Curiously, ordinary Americans are much too relieved that the blackout is not linked to terrorist activity. The rest of the world is rushing off to check their own systems — Russia, Japan and Europe are certainly doing it. The Russians say that the US power failure is the “biggest in the history of world energy”, and has set up a team of experts to analyse what caused the outages. A spokesperson for RAO Unified Energy Systems of Russia (UES) said that they have asked the Americans for more detailed information on the disaster.

Fortunately, we in India do not have to worry about an American type power failure. Except Mumbai, it is a routine occurrence in the rest of the country and we are inured to the consequences. But there are still a couple of lessons to be learnt from the US crisis. First, that we should not blindly copy everything that is American, especially when it concerns policy matters, capital markets and economic deregulation. It is not always good for the system or in public interest. Secondly, one has to be careful about over-dependence on automation and technology.

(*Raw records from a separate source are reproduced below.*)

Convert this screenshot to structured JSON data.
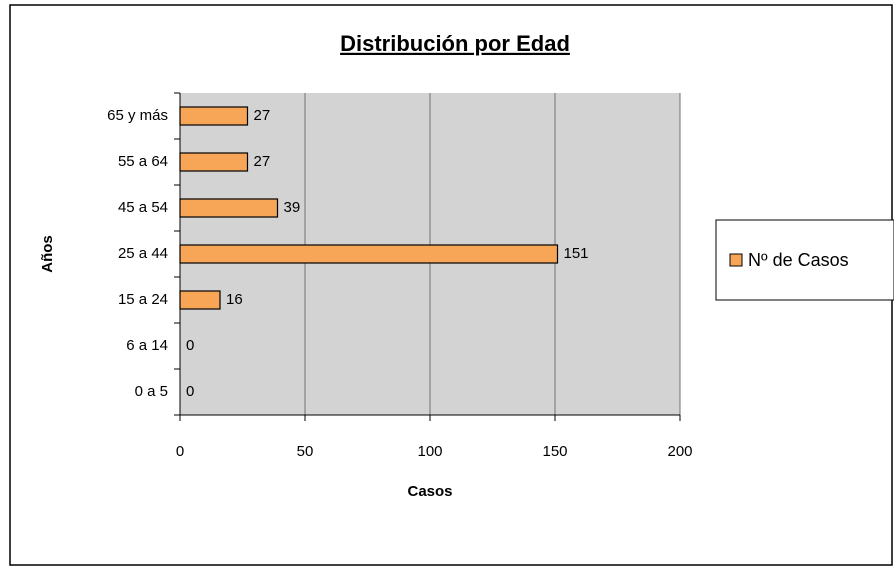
{
  "chart_data": {
    "type": "bar",
    "orientation": "horizontal",
    "title": "Distribución por Edad",
    "x_label": "Casos",
    "y_label": "Años",
    "categories": [
      "0 a 5",
      "6 a 14",
      "15 a 24",
      "25 a 44",
      "45 a 54",
      "55 a 64",
      "65 y más"
    ],
    "series": [
      {
        "name": "Nº de Casos",
        "color": "#f7a556",
        "values": [
          0,
          0,
          16,
          151,
          39,
          27,
          27
        ]
      }
    ],
    "xlim": [
      0,
      200
    ],
    "xticks": [
      0,
      50,
      100,
      150,
      200
    ],
    "grid": true,
    "legend": "right"
  }
}
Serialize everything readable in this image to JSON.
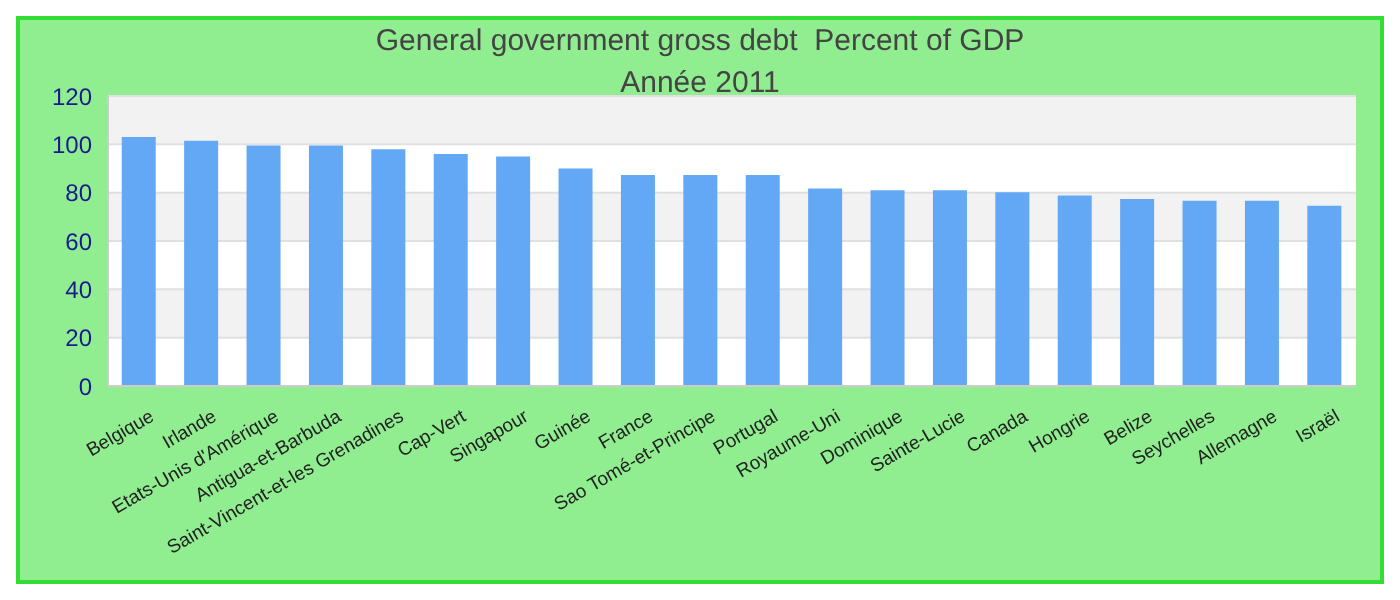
{
  "chart_data": {
    "type": "bar",
    "title": "General government gross debt  Percent of GDP",
    "subtitle": "Année 2011",
    "categories": [
      "Belgique",
      "Irlande",
      "Etats-Unis d'Amérique",
      "Antigua-et-Barbuda",
      "Saint-Vincent-et-les Grenadines",
      "Cap-Vert",
      "Singapour",
      "Guinée",
      "France",
      "Sao Tomé-et-Principe",
      "Portugal",
      "Royaume-Uni",
      "Dominique",
      "Sainte-Lucie",
      "Canada",
      "Hongrie",
      "Belize",
      "Seychelles",
      "Allemagne",
      "Israël"
    ],
    "values": [
      103,
      101.5,
      99.5,
      99.5,
      98,
      96,
      95,
      90,
      87.3,
      87.3,
      87.3,
      81.7,
      81,
      81,
      80.2,
      78.8,
      77.4,
      76.7,
      76.7,
      74.6
    ],
    "color": "#62a8f4",
    "ylim": [
      0,
      120
    ],
    "yticks": [
      0,
      20,
      40,
      60,
      80,
      100,
      120
    ],
    "grid": "y",
    "legend": false
  }
}
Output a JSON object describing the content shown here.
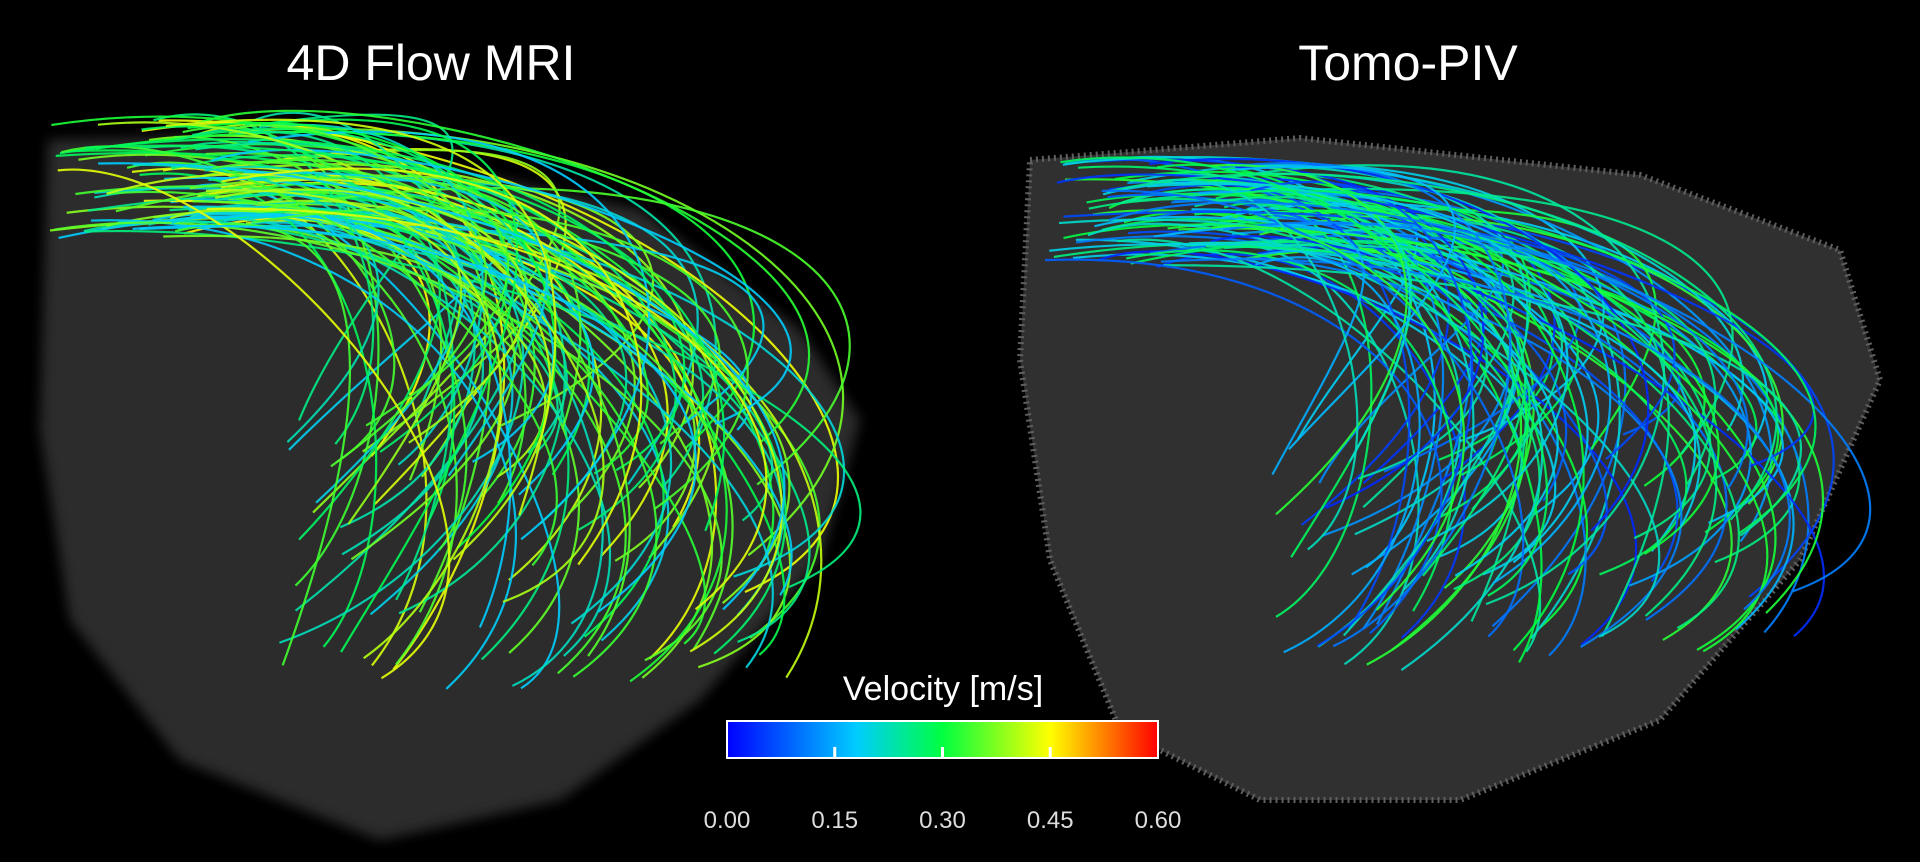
{
  "panels": [
    {
      "title": "4D Flow MRI"
    },
    {
      "title": "Tomo-PIV"
    }
  ],
  "colorbar": {
    "title": "Velocity [m/s]",
    "range": [
      0,
      0.6
    ],
    "ticks": [
      {
        "value": 0,
        "label": "0.00"
      },
      {
        "value": 0.15,
        "label": "0.15"
      },
      {
        "value": 0.3,
        "label": "0.30"
      },
      {
        "value": 0.45,
        "label": "0.45"
      },
      {
        "value": 0.6,
        "label": "0.60"
      }
    ]
  }
}
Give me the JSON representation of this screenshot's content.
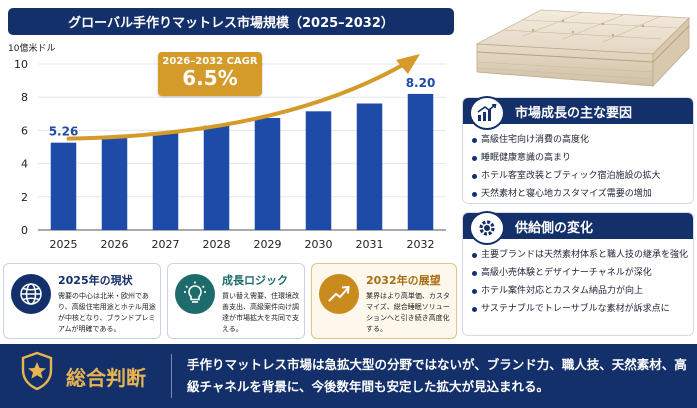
{
  "title": "グローバル手作りマットレス市場規模（2025–2032）",
  "unit_label": "10億米ドル",
  "cagr": {
    "label": "2026–2032 CAGR",
    "value": "6.5%"
  },
  "chart_data": {
    "type": "bar",
    "categories": [
      "2025",
      "2026",
      "2027",
      "2028",
      "2029",
      "2030",
      "2031",
      "2032"
    ],
    "values": [
      5.26,
      5.6,
      5.85,
      6.28,
      6.75,
      7.15,
      7.62,
      8.2
    ],
    "value_labels": {
      "2025": "5.26",
      "2032": "8.20"
    },
    "ylim": [
      0,
      10
    ],
    "yticks": [
      0,
      2,
      4,
      6,
      8,
      10
    ],
    "ylabel": "10億米ドル",
    "grid": true,
    "bar_color": "#1e4aa8",
    "arrow_color": "#d49a2a"
  },
  "growth": {
    "title": "市場成長の主な要因",
    "items": [
      "高級住宅向け消費の高度化",
      "睡眠健康意識の高まり",
      "ホテル客室改装とブティック宿泊施設の拡大",
      "天然素材と寝心地カスタマイズ需要の増加"
    ]
  },
  "supply": {
    "title": "供給側の変化",
    "items": [
      "主要ブランドは天然素材体系と職人技の継承を強化",
      "高級小売体験とデザイナーチャネルが深化",
      "ホテル案件対応とカスタム納品力が向上",
      "サステナブルでトレーサブルな素材が訴求点に"
    ]
  },
  "boxes": [
    {
      "title": "2025年の現状",
      "body": "需要の中心は北米・欧州であり、高級住宅用途とホテル用途が中核となり、ブランドプレミアムが明確である。",
      "accent": "#14306b"
    },
    {
      "title": "成長ロジック",
      "body": "買い替え需要、住環境改善支出、高級案件向け調達が市場拡大を共同で支える。",
      "accent": "#1d6b6b"
    },
    {
      "title": "2032年の展望",
      "body": "業界はより高単価、カスタマイズ、総合睡眠ソリューションへと引き続き高度化する。",
      "accent": "#c98a1e"
    }
  ],
  "summary": {
    "label": "総合判断",
    "text": "手作りマットレス市場は急拡大型の分野ではないが、ブランド力、職人技、天然素材、高級チャネルを背景に、今後数年間も安定した拡大が見込まれる。"
  }
}
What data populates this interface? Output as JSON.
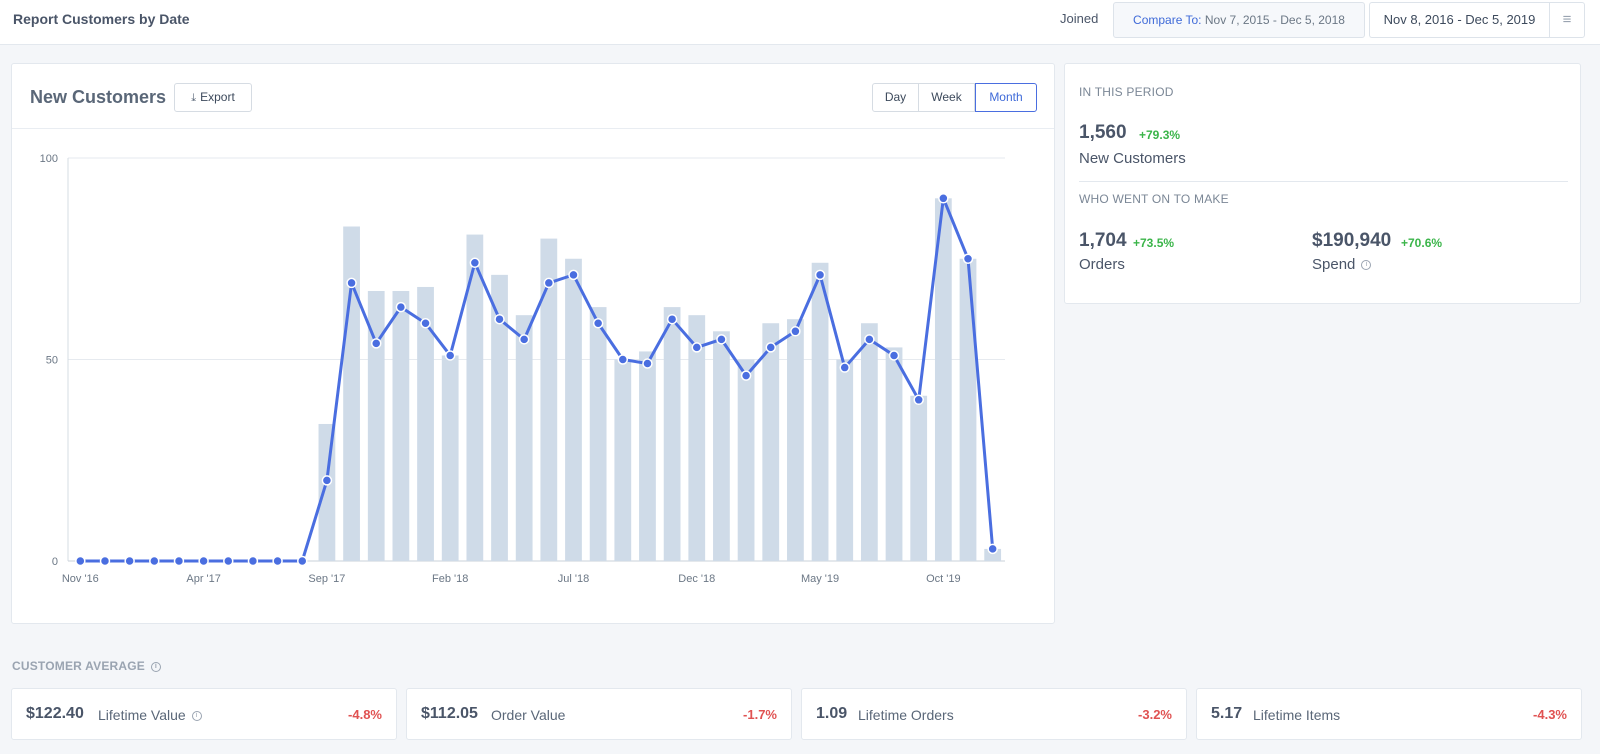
{
  "header": {
    "title": "Report Customers by Date",
    "joined_label": "Joined",
    "compare_label": "Compare To:",
    "compare_range": "Nov 7, 2015 - Dec 5, 2018",
    "date_range": "Nov 8, 2016 - Dec 5, 2019",
    "menu_icon": "hamburger-icon"
  },
  "chart_card": {
    "title": "New Customers",
    "export_label": "Export",
    "periods": [
      "Day",
      "Week",
      "Month"
    ],
    "active_period": "Month"
  },
  "chart_data": {
    "type": "bar",
    "categories": [
      "Nov '16",
      "Dec '16",
      "Jan '17",
      "Feb '17",
      "Mar '17",
      "Apr '17",
      "May '17",
      "Jun '17",
      "Jul '17",
      "Aug '17",
      "Sep '17",
      "Oct '17",
      "Nov '17",
      "Dec '17",
      "Jan '18",
      "Feb '18",
      "Mar '18",
      "Apr '18",
      "May '18",
      "Jun '18",
      "Jul '18",
      "Aug '18",
      "Sep '18",
      "Oct '18",
      "Nov '18",
      "Dec '18",
      "Jan '19",
      "Feb '19",
      "Mar '19",
      "Apr '19",
      "May '19",
      "Jun '19",
      "Jul '19",
      "Aug '19",
      "Sep '19",
      "Oct '19",
      "Nov '19",
      "Dec '19"
    ],
    "x_tick_labels": [
      "Nov '16",
      "Apr '17",
      "Sep '17",
      "Feb '18",
      "Jul '18",
      "Dec '18",
      "May '19",
      "Oct '19"
    ],
    "y_ticks": [
      0,
      50,
      100
    ],
    "ylim": [
      0,
      100
    ],
    "series": [
      {
        "type": "bar",
        "color": "#cfdbe8",
        "values": [
          0,
          0,
          0,
          0,
          0,
          0,
          0,
          0,
          0,
          0,
          34,
          83,
          67,
          67,
          68,
          51,
          81,
          71,
          61,
          80,
          75,
          63,
          50,
          52,
          63,
          61,
          57,
          50,
          59,
          60,
          74,
          50,
          59,
          53,
          41,
          90,
          75,
          3
        ]
      },
      {
        "type": "line",
        "color": "#4a6ee0",
        "values": [
          0,
          0,
          0,
          0,
          0,
          0,
          0,
          0,
          0,
          0,
          20,
          69,
          54,
          63,
          59,
          51,
          74,
          60,
          55,
          69,
          71,
          59,
          50,
          49,
          60,
          53,
          55,
          46,
          53,
          57,
          71,
          48,
          55,
          51,
          40,
          90,
          75,
          3
        ]
      }
    ],
    "grid": true
  },
  "stats": {
    "period_label": "IN THIS PERIOD",
    "new_customers_value": "1,560",
    "new_customers_pct": "+79.3%",
    "new_customers_label": "New Customers",
    "went_on_label": "WHO WENT ON TO MAKE",
    "orders_value": "1,704",
    "orders_pct": "+73.5%",
    "orders_label": "Orders",
    "spend_value": "$190,940",
    "spend_pct": "+70.6%",
    "spend_label": "Spend"
  },
  "averages": {
    "label": "CUSTOMER AVERAGE",
    "items": [
      {
        "value": "$122.40",
        "label": "Lifetime Value",
        "pct": "-4.8%"
      },
      {
        "value": "$112.05",
        "label": "Order Value",
        "pct": "-1.7%"
      },
      {
        "value": "1.09",
        "label": "Lifetime Orders",
        "pct": "-3.2%"
      },
      {
        "value": "5.17",
        "label": "Lifetime Items",
        "pct": "-4.3%"
      }
    ]
  }
}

Here is a quick run of what worked and what didn’t (technology-wise) during the power black. Unlike September 11, when New Yorkers remained connected to each other through cellphones, during their hours of terror, this blackout shut down the cellular networks. There was wide spread failure at base stations of cell companies after the back battery systems ran out of power. Although cellphones failed, Internet websites, barring minor disruptions have withstood the power failure. Experts say, “the Internet and major web sites have been engineered with redundancy and backup power systems to withstand power outages”. But that would have been of little help to New Yorkers and Canadians who were literally in the dark.

Ironically, as it happens during natural calamities and disasters in India, ham operators quickly sprang into action and remained connected. They provided communication support to the Red Cross Emergency Response Vehicles and even accompanied them on fire calls.

Finally, at this point of time, the biggest lesson from the American crisis seems to be that when big business dictates policy decisions, it leads to lopsided development.